One of my colleagues on that commission, Jim Urbano, has joined me in continuing to advocate for the “protect and sell” option. In November 2013, he arranged a meeting for First Selectman Scalettar and Town Attorney Weiner with a golf consultant and a commercial real estate consultant. Both experts explained that the CCW has value as a golf course and could be successfully marketed with a conservation easement in place. The consultants offered to create a marketing plan and find a buyer. But Ms. Scalettar ignored this offer. Instead, she created an RFP (Request for Proposals) focused on a dense residential development on a portion of the property, an option that had already been rejected by the Town’s voters in a 2011 referendum.

In the 2015 Town election, one plank in the Republican campaign platform was to oppose zoning changes, such as those required for the Toll proposal, because they could open the floodgates to uncontrolled development town wide and threaten our Town’s rural character. Our alternate vision for the Country Club land was to consider more creative ideas for uses of the property that did not require re-zoning.

Last fall, I submitted an 8 page report to my fellow Selectmen with ideas for “Open Space” options for the CCW. Of course, the “Protect and Sell” option was prominently featured in this report. Again, it was ignored by the First Selectman.

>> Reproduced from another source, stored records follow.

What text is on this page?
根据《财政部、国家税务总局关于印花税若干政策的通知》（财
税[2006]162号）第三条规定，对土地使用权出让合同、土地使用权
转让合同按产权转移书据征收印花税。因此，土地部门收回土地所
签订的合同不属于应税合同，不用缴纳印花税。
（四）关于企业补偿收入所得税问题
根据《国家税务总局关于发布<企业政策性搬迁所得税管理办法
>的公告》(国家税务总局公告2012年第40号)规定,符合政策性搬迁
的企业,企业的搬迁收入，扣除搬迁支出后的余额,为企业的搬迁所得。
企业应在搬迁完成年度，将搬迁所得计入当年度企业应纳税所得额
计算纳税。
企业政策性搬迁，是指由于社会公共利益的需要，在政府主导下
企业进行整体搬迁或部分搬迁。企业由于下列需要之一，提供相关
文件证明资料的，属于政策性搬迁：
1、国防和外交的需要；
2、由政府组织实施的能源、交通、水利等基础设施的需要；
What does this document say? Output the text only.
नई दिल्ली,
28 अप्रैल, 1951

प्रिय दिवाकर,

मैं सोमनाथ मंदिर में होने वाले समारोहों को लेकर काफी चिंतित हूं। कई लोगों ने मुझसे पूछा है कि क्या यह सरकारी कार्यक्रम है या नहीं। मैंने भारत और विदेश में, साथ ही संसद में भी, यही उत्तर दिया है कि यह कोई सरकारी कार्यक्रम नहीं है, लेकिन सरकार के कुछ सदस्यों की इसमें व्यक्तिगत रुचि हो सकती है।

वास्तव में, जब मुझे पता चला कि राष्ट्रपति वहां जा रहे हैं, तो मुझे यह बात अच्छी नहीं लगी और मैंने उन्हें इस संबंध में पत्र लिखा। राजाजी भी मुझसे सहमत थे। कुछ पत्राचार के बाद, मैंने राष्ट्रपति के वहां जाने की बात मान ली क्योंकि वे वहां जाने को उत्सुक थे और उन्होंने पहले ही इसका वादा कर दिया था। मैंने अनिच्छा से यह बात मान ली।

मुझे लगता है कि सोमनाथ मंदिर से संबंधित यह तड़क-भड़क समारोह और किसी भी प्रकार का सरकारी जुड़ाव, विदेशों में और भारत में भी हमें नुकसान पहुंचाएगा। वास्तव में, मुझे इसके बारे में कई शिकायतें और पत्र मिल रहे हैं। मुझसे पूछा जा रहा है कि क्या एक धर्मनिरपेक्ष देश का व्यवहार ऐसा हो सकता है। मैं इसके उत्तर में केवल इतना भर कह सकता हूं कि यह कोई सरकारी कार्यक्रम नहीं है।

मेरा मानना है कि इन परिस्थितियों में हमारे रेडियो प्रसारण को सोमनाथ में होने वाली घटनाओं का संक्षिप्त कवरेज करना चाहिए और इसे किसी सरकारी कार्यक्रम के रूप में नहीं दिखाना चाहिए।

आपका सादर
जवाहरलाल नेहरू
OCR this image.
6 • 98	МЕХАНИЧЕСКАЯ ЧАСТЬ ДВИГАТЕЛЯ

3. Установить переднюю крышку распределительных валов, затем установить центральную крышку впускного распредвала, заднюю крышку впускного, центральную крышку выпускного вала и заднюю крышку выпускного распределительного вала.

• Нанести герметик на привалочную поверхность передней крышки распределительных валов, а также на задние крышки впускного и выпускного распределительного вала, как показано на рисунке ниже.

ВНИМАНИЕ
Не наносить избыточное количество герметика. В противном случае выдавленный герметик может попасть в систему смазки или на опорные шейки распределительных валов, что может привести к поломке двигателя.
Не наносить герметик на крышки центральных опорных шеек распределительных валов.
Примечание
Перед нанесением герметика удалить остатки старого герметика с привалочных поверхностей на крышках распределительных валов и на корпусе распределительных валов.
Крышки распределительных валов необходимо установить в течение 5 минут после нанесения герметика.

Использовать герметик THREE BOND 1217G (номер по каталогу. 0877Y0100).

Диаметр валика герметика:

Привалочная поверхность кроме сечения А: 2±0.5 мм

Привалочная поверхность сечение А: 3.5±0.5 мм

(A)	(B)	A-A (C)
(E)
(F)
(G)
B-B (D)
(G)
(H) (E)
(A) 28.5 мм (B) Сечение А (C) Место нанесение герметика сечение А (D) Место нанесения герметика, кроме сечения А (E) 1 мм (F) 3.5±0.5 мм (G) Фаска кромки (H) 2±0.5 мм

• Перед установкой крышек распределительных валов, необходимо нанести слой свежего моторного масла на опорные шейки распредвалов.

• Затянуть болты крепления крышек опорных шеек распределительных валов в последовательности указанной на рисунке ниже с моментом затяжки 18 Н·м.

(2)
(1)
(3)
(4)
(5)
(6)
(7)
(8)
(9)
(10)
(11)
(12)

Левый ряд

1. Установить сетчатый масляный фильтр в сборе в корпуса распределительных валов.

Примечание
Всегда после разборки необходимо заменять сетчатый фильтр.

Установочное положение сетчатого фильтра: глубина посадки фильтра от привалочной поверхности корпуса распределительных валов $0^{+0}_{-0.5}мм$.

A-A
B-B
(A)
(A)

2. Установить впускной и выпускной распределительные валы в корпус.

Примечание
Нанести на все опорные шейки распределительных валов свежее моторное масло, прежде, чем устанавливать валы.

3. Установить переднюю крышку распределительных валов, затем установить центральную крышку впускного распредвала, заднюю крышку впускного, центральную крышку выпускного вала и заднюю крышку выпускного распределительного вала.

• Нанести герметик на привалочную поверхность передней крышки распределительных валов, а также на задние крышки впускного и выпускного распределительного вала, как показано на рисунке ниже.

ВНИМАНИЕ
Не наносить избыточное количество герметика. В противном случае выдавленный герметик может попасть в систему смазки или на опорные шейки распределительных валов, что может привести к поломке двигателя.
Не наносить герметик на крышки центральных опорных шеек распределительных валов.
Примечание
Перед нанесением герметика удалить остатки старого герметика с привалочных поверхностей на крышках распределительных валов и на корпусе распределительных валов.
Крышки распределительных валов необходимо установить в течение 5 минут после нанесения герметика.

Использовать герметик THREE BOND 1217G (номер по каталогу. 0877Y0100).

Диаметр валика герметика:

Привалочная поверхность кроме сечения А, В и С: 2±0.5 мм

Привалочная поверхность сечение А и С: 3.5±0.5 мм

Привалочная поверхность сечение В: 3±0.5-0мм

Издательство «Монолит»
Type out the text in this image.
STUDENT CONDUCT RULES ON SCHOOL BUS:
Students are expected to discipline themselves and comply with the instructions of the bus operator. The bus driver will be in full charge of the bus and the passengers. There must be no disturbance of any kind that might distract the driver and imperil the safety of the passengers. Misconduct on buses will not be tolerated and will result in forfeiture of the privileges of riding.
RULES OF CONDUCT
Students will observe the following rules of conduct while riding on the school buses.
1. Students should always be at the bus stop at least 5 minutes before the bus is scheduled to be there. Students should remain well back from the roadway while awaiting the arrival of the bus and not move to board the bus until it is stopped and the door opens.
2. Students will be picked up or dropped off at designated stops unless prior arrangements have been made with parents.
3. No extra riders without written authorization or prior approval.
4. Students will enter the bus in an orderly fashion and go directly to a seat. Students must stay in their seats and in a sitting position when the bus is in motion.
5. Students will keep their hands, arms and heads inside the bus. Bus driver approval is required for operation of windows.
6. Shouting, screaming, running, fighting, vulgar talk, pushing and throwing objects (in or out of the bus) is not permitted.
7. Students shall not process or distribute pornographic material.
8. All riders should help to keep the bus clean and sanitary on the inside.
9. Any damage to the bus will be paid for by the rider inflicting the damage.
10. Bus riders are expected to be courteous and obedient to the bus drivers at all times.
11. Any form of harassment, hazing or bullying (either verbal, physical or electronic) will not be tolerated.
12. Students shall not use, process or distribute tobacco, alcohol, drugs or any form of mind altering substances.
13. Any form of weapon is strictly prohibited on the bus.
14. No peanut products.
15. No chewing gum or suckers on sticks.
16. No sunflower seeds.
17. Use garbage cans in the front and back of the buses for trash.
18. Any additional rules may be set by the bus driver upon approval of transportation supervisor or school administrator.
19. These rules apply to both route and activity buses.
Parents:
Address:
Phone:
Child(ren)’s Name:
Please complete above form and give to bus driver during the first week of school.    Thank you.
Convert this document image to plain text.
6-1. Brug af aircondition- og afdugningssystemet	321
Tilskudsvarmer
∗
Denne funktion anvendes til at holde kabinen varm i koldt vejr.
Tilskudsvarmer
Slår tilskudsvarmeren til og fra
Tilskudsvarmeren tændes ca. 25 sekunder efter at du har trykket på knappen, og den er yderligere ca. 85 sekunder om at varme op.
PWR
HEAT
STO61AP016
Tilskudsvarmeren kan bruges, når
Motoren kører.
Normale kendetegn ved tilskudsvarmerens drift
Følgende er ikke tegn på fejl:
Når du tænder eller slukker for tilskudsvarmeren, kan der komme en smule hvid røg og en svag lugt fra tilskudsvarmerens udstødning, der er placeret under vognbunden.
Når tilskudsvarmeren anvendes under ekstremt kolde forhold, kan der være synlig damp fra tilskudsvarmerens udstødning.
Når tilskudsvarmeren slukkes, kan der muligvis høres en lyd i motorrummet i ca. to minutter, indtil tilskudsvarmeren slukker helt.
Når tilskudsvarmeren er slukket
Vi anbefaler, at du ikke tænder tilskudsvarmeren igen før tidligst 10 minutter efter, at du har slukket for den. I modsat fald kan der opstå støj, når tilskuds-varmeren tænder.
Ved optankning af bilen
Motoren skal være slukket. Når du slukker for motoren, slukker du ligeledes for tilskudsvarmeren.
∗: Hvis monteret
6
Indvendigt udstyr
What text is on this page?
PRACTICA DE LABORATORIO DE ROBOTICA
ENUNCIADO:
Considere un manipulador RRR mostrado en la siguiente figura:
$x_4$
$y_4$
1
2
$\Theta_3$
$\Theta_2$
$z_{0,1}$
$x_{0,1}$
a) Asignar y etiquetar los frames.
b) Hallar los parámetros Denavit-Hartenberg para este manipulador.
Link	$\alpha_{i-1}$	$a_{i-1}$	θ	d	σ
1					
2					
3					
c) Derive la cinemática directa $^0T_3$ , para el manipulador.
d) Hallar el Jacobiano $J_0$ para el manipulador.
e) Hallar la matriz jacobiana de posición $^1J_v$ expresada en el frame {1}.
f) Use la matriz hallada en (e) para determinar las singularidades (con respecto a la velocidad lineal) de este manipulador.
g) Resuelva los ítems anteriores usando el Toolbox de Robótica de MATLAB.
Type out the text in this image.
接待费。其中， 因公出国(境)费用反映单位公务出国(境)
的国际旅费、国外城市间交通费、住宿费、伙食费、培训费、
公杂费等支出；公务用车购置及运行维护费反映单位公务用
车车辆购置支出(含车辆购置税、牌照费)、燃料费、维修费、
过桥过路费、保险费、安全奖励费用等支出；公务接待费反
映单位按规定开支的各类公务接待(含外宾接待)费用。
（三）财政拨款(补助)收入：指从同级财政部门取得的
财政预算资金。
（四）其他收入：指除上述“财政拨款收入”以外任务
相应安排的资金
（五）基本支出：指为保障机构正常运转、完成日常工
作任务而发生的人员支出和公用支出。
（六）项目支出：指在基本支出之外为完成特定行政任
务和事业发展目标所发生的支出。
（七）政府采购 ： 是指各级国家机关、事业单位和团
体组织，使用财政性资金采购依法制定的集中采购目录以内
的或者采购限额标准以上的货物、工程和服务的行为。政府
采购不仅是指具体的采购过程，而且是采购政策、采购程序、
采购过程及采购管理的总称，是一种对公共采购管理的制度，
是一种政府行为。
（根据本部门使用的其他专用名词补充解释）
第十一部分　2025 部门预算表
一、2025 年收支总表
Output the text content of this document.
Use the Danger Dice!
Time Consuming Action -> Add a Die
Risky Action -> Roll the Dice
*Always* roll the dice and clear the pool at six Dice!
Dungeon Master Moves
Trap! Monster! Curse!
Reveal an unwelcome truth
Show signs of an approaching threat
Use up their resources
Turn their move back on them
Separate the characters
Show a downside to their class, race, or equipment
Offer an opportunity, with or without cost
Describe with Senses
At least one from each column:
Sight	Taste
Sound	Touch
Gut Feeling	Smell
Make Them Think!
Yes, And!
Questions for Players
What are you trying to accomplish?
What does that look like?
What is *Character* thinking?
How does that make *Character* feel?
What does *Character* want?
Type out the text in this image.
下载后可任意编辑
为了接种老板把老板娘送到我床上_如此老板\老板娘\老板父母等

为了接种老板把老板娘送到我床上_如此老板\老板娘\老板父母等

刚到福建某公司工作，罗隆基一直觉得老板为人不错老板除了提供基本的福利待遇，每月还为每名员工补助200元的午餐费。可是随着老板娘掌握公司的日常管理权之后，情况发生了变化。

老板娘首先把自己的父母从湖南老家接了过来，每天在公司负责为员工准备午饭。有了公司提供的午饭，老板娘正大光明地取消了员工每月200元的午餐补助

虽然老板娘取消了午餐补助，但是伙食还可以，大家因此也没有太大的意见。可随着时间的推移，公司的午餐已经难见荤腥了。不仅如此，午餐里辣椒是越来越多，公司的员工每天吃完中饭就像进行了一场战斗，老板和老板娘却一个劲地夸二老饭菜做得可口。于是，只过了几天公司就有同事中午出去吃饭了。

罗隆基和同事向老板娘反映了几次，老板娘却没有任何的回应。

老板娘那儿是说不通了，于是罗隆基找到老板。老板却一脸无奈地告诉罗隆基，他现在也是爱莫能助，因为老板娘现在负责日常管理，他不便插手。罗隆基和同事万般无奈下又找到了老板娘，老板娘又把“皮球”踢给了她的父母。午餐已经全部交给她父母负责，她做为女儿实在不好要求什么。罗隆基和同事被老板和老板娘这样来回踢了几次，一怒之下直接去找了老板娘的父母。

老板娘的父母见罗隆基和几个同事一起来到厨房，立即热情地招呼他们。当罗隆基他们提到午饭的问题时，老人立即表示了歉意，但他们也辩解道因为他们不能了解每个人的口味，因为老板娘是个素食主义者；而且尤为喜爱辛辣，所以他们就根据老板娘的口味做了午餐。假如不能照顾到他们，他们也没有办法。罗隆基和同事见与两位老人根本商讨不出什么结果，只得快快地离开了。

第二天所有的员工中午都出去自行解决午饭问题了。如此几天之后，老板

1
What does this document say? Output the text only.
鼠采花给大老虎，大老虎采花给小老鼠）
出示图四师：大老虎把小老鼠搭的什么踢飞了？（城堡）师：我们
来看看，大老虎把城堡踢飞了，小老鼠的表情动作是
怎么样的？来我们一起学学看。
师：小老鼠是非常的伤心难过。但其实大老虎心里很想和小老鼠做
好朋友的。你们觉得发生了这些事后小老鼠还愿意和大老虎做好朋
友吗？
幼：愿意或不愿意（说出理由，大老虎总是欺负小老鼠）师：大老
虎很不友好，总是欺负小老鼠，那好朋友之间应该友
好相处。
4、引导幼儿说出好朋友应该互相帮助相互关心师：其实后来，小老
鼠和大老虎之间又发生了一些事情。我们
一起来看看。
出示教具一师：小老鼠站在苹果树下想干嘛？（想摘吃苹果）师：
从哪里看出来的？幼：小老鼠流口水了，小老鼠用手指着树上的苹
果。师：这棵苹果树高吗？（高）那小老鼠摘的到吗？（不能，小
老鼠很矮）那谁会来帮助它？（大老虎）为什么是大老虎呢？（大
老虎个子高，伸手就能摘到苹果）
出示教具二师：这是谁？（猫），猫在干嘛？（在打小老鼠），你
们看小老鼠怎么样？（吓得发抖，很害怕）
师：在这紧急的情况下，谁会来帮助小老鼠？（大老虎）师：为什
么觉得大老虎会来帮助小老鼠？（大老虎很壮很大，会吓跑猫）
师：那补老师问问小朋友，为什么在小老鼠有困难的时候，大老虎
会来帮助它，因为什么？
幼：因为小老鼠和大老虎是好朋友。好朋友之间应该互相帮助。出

More recently, local commercial realtor Steve Miller (of Levey, Miller, Maretz) attended the May 11, 2016 Board of Selectmen meeting and echoed the previous consultants’ view that the CCW could be sold as a golf course with a conservation easement.

Despite their narrow focus on housing development, town leaders now find themselves with an appealing alternative proposal. Given their staunch advocacy for Toll over the past three years, I sincerely hope Ms. Scalettar and Mr. Weiner will give this golf proposal the serious attention it deserves. They should assemble a top notch team of experienced corporate negotiators to match the negotiating team from Redan Reserve and work closely with Yale and the City of New Haven, the other potential partners in this proposal. We have the opportunity to substantially reduce the Town’s debt burden, preserve and protect a neighborhood, maintain and enhance the unique character of our Town, and be home to one of the top 100 golf courses in the world, without any change to our zoning. With all of these things in mind, Woodbridge residents deserve to be represented by a team that is motivated and capable of negotiating the best possible deal for the Town of Woodbridge.